The new saving scheme is a free dollar call sold by the country's Treasury to depositors. And it will pay it out by printing money.

2 comments

> printing money

Something it cannot do without increasing its own borrowing costs, and reducing the import purchasing power of its currency. This has been tried and doesn't work: https://en.wikipedia.org/wiki/Black_Wednesday

The ruling regime/Edrogan are not interested in the general wellbeing of the country, only of looting it.

I've come to realize that there are a significant number of politicians who will happily oversee 100 units of 'destruction' if it means they are able to generate 1 unit of personal profit in the process. When applied to an entire nation state, the results are significant. Look at the corrupt wealth generated by the current US Speaker of the House, for example.

Anybody with even a cursory knowledge of macroeconomics knows it won’t work. Erdogan just doesn’t happen to be one of those people. It’s tragic.
Borrowing cost for both companies and individuals increased substantially this week. Yes, it is true.
Borrowing costs increased independently of the new savings product. They were rising well before it was announced and increased further because the market priced in a higher level of inflation following the sharp depreciation.

The higher rate on deposits that the new saving scheme offers doesn't increase funding costs for banks in anyway. The Treasury literally pays the depositors the extra yield, not the banks.

Does it matter if it is direct result or second order?

BTW, this week, the interest on private loans increased substantially, not gradually.

Independent is very different from second order.

And, yes I know interest on loans increased substantially but that has nothing to do with the new saving product and everything to do with the meltdown in the lira that preceded.

Edit: And in any case why would banks raise loan rates if they don't have to bear the cost of the new product?

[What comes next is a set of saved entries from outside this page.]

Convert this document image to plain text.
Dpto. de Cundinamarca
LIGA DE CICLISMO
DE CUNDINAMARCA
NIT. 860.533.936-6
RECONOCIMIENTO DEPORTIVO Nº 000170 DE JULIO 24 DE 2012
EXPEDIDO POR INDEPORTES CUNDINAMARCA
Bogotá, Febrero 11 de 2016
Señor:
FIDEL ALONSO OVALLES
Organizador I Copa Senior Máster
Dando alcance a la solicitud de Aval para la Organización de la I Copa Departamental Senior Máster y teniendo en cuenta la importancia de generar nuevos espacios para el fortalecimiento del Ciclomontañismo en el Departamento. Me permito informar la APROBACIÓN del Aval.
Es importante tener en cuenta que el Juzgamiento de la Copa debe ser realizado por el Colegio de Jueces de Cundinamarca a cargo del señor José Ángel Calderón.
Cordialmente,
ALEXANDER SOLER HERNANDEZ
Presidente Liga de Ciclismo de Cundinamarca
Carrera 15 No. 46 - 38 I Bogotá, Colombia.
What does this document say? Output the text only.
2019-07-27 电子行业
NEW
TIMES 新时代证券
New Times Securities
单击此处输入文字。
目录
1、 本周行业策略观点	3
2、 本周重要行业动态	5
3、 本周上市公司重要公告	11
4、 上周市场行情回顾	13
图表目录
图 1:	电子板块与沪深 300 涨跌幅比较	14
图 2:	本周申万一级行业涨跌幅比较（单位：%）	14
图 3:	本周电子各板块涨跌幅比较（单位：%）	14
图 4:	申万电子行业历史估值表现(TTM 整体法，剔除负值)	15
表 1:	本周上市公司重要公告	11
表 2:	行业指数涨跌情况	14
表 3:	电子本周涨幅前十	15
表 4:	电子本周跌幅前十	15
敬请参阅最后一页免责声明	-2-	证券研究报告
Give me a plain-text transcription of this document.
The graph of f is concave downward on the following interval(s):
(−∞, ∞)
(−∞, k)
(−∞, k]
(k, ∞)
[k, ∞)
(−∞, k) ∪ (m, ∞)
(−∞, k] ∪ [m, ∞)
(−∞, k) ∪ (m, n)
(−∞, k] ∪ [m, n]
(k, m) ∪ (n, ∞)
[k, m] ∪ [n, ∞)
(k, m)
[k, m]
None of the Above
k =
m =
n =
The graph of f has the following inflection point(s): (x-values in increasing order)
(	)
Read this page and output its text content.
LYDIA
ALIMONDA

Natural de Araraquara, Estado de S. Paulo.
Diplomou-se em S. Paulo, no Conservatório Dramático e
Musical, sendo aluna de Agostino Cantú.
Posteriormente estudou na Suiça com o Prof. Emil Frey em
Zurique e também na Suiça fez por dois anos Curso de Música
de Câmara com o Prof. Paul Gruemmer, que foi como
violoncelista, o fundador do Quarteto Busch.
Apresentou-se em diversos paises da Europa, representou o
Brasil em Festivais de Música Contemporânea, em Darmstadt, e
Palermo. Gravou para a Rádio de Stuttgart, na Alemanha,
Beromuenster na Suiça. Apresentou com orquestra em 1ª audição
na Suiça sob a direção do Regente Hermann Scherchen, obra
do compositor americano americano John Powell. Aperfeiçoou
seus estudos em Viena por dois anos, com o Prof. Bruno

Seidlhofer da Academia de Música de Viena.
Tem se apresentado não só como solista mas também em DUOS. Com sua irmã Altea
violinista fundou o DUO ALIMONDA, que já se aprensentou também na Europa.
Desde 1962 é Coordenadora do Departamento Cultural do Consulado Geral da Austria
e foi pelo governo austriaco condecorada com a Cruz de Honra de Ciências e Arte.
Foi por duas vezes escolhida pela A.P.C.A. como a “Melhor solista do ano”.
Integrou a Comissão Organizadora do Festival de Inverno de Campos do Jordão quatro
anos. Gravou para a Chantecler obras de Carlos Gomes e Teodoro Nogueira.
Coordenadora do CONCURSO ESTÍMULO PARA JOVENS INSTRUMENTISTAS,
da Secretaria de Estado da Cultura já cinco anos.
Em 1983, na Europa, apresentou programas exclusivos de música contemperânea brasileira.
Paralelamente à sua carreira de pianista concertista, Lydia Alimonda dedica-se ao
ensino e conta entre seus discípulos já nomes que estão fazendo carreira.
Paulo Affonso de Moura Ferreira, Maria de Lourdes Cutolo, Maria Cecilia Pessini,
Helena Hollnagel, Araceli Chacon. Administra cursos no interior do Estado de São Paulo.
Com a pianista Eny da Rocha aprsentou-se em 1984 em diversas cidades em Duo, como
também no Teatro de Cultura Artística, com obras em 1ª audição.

You are asking the correct question, it does not matter if the cost is financed by banks or public. The cost of borrowing increased substantially, even though exchange rate decreased in the last one week.

Access to TL got harder by the actions of the government. This is why interest rates increased.

Of course it matters. If banks bare the cost, they have to pass it on to their customers by raising rates. If the public pays for it, the government and central bank will end up printing money --one way or another -- to pay depositors.

And all this mind you only IF people move a substantial amount of their lira deposits to the new product AND the lira depreciates more than the rate on the underlying lira deposit account (only then are savers eligible for the kicker rate).

So far, savers have moved around 10b liras into this product, out of a total 4.3 trillion lira of deposits.

You're telling me banks raised rates because of that marginal shift? And even though, I repeat, they don't have to pay for it?